The April gains were not uniform across the country. The Northeast posted the sharpest monthly increase at 6.6%, while the Midwest climbed 3.0% and the West edged up 0.4%.
The South was the lone region to slip, falling 0.7% for the month.
"Three out of four US regions posted sales gains in April, leaving the South as the sole region to decline month-over-month," Kates noted.
"Even with that monthly slip, the South remains the nation's dominant market by a wide margin, tracking a 4.7% growth rate compared to April 2025."
Among the 50 largest metros, Boston-Cambridge-Newton led all markets with a 10.3% year-over-year increase, followed by Miami-Fort Lauderdale at 9.4% and Oklahoma City at 8.6%.
Supply constraint remains the industry's stubborn ceiling
Yun flagged the supply problem directly, warning that without a meaningful lift in available homes, affordability could deteriorate further.
"Historically low foreclosure sales imply minimal price discounts, with a majority of markets selling at a higher price from a year ago," he said.
"Unless supply meaningfully increases, home price growth could outpace wage growth and further erode the homeownership rate."

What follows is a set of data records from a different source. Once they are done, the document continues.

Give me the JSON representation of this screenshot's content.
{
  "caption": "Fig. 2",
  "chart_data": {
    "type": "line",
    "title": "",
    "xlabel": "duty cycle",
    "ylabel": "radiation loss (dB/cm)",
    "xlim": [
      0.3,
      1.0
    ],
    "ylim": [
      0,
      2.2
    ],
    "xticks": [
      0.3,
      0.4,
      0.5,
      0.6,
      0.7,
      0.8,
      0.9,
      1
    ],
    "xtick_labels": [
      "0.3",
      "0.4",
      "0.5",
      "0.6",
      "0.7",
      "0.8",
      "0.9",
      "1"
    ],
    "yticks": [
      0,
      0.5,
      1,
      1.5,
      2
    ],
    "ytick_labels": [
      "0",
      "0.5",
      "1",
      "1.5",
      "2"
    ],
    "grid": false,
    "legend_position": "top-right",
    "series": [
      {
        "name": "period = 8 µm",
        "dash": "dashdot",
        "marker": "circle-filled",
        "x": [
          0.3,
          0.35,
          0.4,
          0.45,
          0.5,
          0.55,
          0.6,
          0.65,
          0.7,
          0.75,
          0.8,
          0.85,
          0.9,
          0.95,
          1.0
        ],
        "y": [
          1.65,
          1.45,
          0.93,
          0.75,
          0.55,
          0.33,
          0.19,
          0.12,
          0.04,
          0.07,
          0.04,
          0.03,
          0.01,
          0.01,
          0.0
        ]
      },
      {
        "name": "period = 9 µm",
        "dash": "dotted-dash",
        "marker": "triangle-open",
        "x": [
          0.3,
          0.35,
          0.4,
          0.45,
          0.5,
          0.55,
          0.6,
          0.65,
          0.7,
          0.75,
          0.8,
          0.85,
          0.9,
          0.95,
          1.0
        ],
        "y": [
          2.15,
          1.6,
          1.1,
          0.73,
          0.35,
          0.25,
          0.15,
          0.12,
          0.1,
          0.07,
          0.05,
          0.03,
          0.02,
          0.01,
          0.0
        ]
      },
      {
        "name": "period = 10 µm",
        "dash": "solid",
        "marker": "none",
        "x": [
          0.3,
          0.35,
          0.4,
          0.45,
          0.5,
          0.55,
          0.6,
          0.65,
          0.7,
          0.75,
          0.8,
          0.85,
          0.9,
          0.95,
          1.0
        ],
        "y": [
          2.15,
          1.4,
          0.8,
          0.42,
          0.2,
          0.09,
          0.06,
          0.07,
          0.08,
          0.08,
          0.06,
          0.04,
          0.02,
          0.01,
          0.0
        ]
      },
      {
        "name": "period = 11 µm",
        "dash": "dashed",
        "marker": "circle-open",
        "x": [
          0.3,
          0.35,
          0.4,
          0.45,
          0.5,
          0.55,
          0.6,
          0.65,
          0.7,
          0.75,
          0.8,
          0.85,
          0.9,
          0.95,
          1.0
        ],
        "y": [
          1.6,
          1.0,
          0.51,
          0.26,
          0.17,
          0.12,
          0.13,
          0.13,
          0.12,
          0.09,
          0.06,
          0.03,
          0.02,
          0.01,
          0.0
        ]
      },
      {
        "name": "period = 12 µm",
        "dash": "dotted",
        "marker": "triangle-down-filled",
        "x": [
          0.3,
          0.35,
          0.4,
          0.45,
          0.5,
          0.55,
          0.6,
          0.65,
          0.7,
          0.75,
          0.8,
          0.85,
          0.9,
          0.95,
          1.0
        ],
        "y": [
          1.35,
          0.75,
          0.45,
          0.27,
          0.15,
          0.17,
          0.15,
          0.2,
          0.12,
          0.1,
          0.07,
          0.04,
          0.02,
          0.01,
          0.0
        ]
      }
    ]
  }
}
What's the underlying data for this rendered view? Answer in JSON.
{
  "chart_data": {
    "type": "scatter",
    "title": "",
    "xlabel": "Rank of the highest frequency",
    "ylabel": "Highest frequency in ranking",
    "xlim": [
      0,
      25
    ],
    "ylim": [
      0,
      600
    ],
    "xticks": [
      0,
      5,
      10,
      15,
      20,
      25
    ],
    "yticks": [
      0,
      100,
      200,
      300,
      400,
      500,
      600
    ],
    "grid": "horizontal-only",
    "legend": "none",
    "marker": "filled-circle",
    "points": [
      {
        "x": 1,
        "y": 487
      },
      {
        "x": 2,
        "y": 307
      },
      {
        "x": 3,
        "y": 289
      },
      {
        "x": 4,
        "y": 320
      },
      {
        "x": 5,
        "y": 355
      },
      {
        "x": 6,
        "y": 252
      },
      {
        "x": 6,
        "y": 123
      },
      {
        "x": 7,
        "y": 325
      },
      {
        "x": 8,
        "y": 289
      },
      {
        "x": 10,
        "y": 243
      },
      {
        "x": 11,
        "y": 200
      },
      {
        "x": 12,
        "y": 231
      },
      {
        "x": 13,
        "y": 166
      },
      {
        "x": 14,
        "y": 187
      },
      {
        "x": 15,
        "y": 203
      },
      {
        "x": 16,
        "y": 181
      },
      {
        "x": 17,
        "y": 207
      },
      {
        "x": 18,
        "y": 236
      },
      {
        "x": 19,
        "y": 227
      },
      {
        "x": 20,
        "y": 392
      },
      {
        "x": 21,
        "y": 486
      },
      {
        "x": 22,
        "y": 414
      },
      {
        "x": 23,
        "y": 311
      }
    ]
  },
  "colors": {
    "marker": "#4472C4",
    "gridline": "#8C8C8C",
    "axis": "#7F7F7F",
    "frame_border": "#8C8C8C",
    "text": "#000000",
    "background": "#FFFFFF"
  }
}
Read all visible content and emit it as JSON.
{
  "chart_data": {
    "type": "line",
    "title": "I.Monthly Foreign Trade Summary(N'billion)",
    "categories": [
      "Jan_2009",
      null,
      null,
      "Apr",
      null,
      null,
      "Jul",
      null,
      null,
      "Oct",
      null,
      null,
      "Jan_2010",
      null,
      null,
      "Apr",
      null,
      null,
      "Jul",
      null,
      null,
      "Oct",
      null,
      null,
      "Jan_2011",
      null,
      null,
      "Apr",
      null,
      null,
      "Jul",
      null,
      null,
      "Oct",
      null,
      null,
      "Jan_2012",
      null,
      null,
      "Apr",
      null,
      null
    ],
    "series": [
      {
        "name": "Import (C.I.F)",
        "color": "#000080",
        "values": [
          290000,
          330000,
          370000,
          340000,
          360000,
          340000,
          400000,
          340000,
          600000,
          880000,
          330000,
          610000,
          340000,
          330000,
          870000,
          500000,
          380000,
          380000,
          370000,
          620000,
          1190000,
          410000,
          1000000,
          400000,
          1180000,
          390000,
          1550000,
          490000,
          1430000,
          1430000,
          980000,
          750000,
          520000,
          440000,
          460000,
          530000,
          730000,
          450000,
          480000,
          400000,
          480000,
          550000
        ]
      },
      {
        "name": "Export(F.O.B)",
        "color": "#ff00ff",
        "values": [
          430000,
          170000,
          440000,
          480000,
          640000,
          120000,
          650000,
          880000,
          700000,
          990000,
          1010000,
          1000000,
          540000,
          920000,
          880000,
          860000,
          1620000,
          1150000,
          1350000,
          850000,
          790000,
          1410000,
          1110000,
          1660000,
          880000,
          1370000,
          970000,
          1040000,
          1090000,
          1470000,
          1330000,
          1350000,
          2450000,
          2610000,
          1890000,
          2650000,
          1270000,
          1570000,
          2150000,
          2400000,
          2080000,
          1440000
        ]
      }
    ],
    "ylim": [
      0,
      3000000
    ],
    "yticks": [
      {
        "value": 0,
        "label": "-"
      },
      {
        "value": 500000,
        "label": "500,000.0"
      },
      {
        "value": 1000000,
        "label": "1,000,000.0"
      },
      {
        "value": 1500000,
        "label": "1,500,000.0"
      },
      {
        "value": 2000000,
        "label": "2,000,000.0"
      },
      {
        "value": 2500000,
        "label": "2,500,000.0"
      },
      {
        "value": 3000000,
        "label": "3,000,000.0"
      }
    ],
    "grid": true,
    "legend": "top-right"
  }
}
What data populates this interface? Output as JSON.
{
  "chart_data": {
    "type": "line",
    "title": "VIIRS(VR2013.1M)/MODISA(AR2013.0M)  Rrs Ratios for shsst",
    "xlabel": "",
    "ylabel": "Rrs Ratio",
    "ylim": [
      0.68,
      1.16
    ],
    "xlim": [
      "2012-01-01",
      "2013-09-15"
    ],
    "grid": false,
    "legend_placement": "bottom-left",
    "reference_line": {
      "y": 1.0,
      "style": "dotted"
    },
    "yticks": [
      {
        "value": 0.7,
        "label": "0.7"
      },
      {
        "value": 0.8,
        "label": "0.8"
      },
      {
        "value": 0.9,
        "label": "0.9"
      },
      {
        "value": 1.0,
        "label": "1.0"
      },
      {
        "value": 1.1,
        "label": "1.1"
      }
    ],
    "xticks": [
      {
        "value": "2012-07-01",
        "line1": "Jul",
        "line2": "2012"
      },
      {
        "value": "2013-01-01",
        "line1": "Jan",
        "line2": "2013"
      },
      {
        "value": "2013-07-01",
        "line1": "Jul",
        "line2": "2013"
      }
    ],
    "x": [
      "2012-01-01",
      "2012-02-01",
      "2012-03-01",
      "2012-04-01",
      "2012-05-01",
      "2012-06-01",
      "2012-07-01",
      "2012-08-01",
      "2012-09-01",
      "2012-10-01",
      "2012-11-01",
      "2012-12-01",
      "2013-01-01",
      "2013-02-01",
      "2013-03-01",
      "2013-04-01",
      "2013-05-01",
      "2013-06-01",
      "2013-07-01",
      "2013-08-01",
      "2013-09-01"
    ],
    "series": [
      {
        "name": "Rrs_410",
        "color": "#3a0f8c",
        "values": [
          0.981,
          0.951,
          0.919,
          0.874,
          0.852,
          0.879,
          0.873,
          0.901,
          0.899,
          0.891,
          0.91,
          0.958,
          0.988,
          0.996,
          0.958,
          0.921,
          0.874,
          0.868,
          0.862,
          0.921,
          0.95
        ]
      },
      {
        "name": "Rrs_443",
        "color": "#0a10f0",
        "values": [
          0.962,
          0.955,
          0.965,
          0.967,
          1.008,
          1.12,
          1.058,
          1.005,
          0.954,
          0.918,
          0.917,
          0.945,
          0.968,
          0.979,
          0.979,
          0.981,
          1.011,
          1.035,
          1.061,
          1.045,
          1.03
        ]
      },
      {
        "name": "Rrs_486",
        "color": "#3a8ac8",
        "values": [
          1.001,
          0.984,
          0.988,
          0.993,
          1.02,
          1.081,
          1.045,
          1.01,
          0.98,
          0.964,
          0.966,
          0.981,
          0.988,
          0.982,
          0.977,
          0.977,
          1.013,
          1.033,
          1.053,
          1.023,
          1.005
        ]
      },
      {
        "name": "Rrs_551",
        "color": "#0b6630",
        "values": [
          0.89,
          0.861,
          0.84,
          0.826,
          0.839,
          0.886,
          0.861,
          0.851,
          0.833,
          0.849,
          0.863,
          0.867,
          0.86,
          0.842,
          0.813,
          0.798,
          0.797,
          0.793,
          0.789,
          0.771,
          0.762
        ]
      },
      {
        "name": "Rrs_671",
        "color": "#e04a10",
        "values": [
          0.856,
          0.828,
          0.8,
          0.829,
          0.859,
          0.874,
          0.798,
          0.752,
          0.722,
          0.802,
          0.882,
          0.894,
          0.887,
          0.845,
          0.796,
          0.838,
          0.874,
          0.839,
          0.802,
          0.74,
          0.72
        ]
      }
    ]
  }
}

For brokers advising clients navigating that environment, Kates offered pointed guidance.
"Homebuyers who remain in the hunt must actively strengthen their credit profiles to secure a competitive loan rate," he said.
"Higher credit scores and minimal outstanding debt remain powerful leverage for squeezing a below-average rate out of a lender. Beyond personal finances, shopping around is nonnegotiable. Comparing offers from a mix of local banks, credit unions, and national lenders is one of the best ways to expose the market's most attractive rates."